Indiana and Louisiana wanted to exempt insurers in their states from the rule requiring health insurance companies to spend at least 80% of consumer premiums on actual medical care, not overhead and profit.
Federal regulators with the Department of Health and Human Services agreed with Consumer Watchdog’s finding that no insurance company was likely to leave the market in either state if they comply with the medical spending rule. HHS found that insurers in Indiana and Louisiana either already meet the 80% standard, are adapting business practices in order to meet it, or are sufficiently profitable to pay rebates if they owe them.
As I wrote in our letter opposing Indiana’s application:
Indiana’s application is based on state politicians’ ideological opposition to health reform, not the realities of the state’s health care market. As the MLR regulations make clear, there must be a credible threat to the stability of the individual marketplace in order to grant a waiver. Indiana has demonstrated no such threat.

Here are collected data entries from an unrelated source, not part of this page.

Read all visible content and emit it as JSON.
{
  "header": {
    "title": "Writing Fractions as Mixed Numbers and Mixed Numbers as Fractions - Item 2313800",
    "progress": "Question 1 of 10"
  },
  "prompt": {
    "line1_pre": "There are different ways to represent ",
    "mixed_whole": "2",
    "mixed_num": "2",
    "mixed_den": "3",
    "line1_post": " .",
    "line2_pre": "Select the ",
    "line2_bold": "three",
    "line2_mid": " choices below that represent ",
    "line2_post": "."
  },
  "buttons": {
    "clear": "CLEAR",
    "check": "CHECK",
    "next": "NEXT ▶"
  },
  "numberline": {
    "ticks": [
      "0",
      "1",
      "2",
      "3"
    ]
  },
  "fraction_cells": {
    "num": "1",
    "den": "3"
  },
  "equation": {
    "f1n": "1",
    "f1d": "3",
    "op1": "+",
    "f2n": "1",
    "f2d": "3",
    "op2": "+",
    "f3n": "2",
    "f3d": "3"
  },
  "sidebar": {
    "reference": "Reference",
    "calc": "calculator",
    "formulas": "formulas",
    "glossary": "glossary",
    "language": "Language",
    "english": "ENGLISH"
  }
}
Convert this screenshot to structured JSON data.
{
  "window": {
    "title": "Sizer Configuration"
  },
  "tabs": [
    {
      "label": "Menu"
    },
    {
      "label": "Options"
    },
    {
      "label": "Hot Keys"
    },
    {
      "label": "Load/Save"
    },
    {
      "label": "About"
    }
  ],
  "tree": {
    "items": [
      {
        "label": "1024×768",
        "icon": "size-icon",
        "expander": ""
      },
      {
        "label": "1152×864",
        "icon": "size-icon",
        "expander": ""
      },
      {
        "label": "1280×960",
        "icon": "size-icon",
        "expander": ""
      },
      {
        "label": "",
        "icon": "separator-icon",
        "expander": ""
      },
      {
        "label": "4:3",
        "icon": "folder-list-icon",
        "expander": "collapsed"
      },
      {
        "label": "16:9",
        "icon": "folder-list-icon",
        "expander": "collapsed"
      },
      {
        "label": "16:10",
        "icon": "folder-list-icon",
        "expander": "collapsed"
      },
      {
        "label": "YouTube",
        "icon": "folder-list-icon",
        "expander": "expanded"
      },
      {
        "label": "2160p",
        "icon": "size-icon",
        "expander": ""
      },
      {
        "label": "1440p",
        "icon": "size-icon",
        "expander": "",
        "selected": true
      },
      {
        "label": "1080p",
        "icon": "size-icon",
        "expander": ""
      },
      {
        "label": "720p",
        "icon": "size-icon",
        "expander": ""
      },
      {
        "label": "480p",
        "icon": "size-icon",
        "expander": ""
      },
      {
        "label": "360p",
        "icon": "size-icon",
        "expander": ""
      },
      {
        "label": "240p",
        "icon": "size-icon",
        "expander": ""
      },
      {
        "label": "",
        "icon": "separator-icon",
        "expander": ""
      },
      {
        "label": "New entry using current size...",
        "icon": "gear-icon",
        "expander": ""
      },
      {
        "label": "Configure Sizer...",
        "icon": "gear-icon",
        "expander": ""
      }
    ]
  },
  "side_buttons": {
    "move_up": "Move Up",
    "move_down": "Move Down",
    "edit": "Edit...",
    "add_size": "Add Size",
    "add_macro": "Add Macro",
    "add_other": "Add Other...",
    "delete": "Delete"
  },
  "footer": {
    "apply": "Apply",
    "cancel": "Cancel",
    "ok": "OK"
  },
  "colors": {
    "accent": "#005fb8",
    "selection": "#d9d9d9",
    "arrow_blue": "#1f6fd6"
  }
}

HHS also rejected arguments by Indiana that incredibly profitable high deductible health plans, which require patients to pay more money out of pocket up front for health care, are somehow incapable of meeting the medical spending requirement.
The state applications estimated that the rule will require Indiana insurers to pay consumers $24 million in rebates, and over $16 million in Louisiana, if they don’t comply with the standard by lowering consumer premiums and becoming more efficient. The rejection ensured that consumers will get more health care for their premium dollars.

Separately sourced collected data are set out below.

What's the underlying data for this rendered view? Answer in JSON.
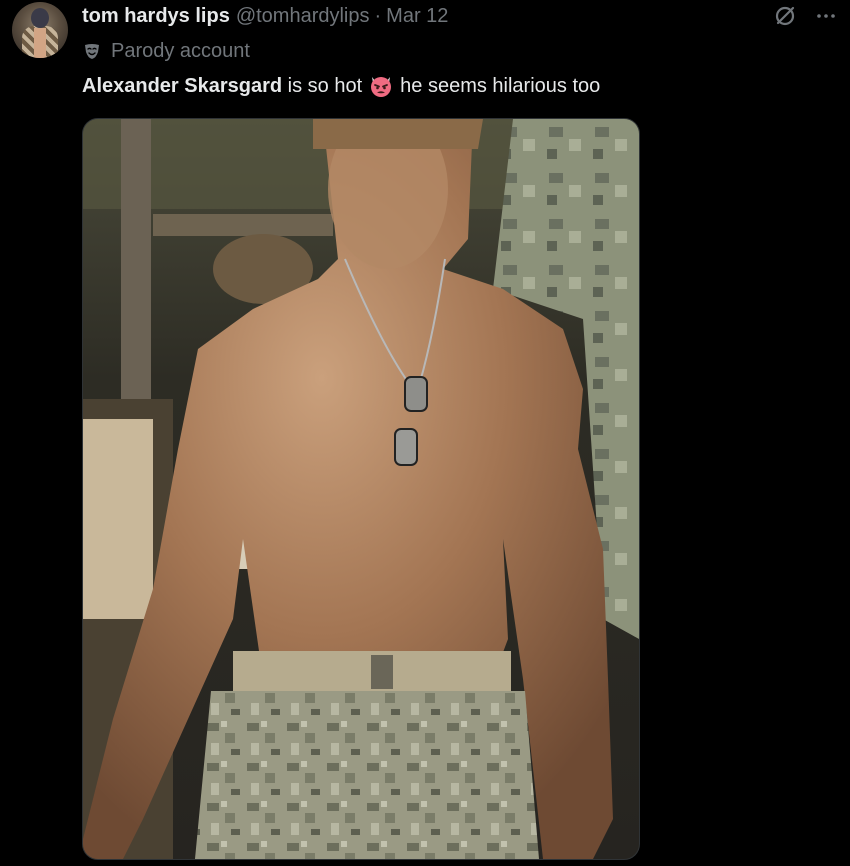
{
  "tweet": {
    "display_name": "tom hardys lips",
    "handle": "@tomhardylips",
    "separator": "·",
    "date": "Mar 12",
    "parody_label": "Parody account",
    "text_bold": "Alexander Skarsgard",
    "text_before_emoji": " is so hot",
    "emoji": "horned-red-face-emoji",
    "text_after_emoji": "he seems hilarious too"
  },
  "media": {
    "description_icon": "photo"
  },
  "colors": {
    "background": "#000000",
    "primary_text": "#e7e9ea",
    "secondary_text": "#71767b",
    "border": "#2f3336"
  }
}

States like Indiana and Louisiana, where insurance regulators and politicians are vocal opponents of health reform, are trying to use the waiver process to avoid key consumer protections in health reform. HHS got it right when it denied the applications in full.

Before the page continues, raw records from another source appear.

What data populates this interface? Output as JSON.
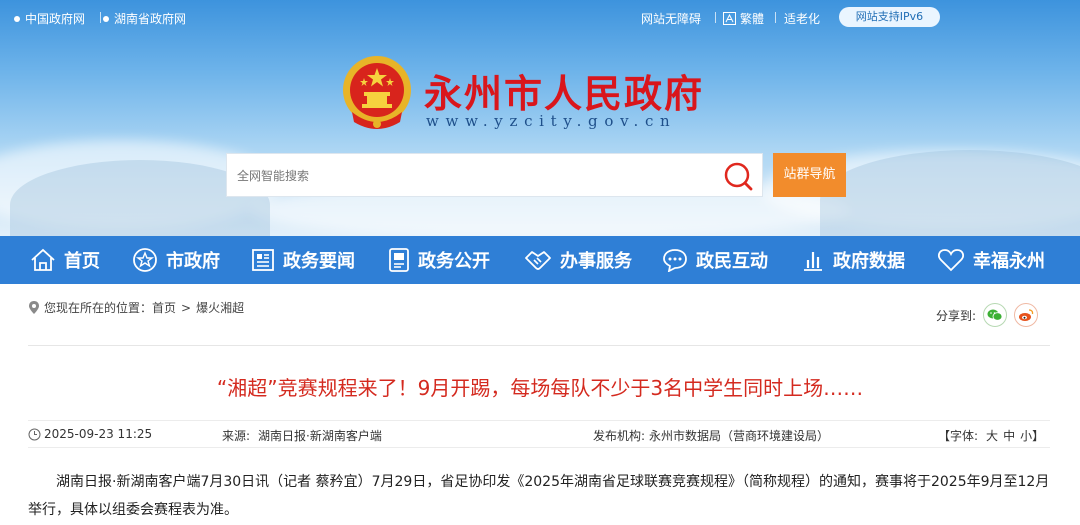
{
  "topbar": {
    "links": [
      "中国政府网",
      "湖南省政府网"
    ],
    "accessibility": "网站无障碍",
    "traditional": "繁體",
    "elderly": "适老化",
    "ipv6": "网站支持IPv6"
  },
  "header": {
    "title": "永州市人民政府",
    "url": "www.yzcity.gov.cn"
  },
  "search": {
    "placeholder": "全网智能搜索",
    "site_nav_label": "站群导航"
  },
  "mainnav": {
    "items": [
      {
        "label": "首页",
        "icon": "home-icon"
      },
      {
        "label": "市政府",
        "icon": "star-icon"
      },
      {
        "label": "政务要闻",
        "icon": "news-icon"
      },
      {
        "label": "政务公开",
        "icon": "document-icon"
      },
      {
        "label": "办事服务",
        "icon": "handshake-icon"
      },
      {
        "label": "政民互动",
        "icon": "chat-icon"
      },
      {
        "label": "政府数据",
        "icon": "bar-chart-icon"
      },
      {
        "label": "幸福永州",
        "icon": "heart-icon"
      }
    ]
  },
  "breadcrumb": {
    "prefix": "您现在所在的位置：",
    "home": "首页",
    "sep": ">",
    "current": "爆火湘超"
  },
  "share": {
    "label": "分享到:",
    "wechat_color": "#3cb034",
    "weibo_color": "#e6521c"
  },
  "article": {
    "title": "“湘超”竞赛规程来了！9月开踢，每场每队不少于3名中学生同时上场……",
    "date": "2025-09-23 11:25",
    "source_label": "来源:",
    "source": "湖南日报·新湖南客户端",
    "publisher_label": "发布机构:",
    "publisher": "永州市数据局（营商环境建设局）",
    "font_label": "【字体:",
    "font_large": "大",
    "font_medium": "中",
    "font_small": "小",
    "font_close": "】",
    "paragraph": "湖南日报·新湖南客户端7月30日讯（记者 蔡矜宜）7月29日，省足协印发《2025年湖南省足球联赛竞赛规程》（简称规程）的通知，赛事将于2025年9月至12月举行，具体以组委会赛程表为准。"
  },
  "colors": {
    "nav_bg": "#2f7fd6",
    "title_red": "#d9161c",
    "article_title": "#d42a1f",
    "orange_button": "#f28c2c"
  }
}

Next up is Florida, where the state has similarly failed to show any consumer harm is likely if insurers are required to meet the medical spending standard. As we wrote HHS (read our letter here):
Florida’s robust market, with 19 listed individual-policy providers doing business and a wide range of choices for individual insurance, should disqualify the state for any waiver–much less the Florida Insurance Department’s request that the 80% MLR requirement in the individual market be voided altogether until 2014.
… Florida’s waiver request represents a line that the Department of Health and Human Services should not cross. As a large state with a broad and competitive market in relation to most other states, its application for a blanket waiver is a political, not an economic, act.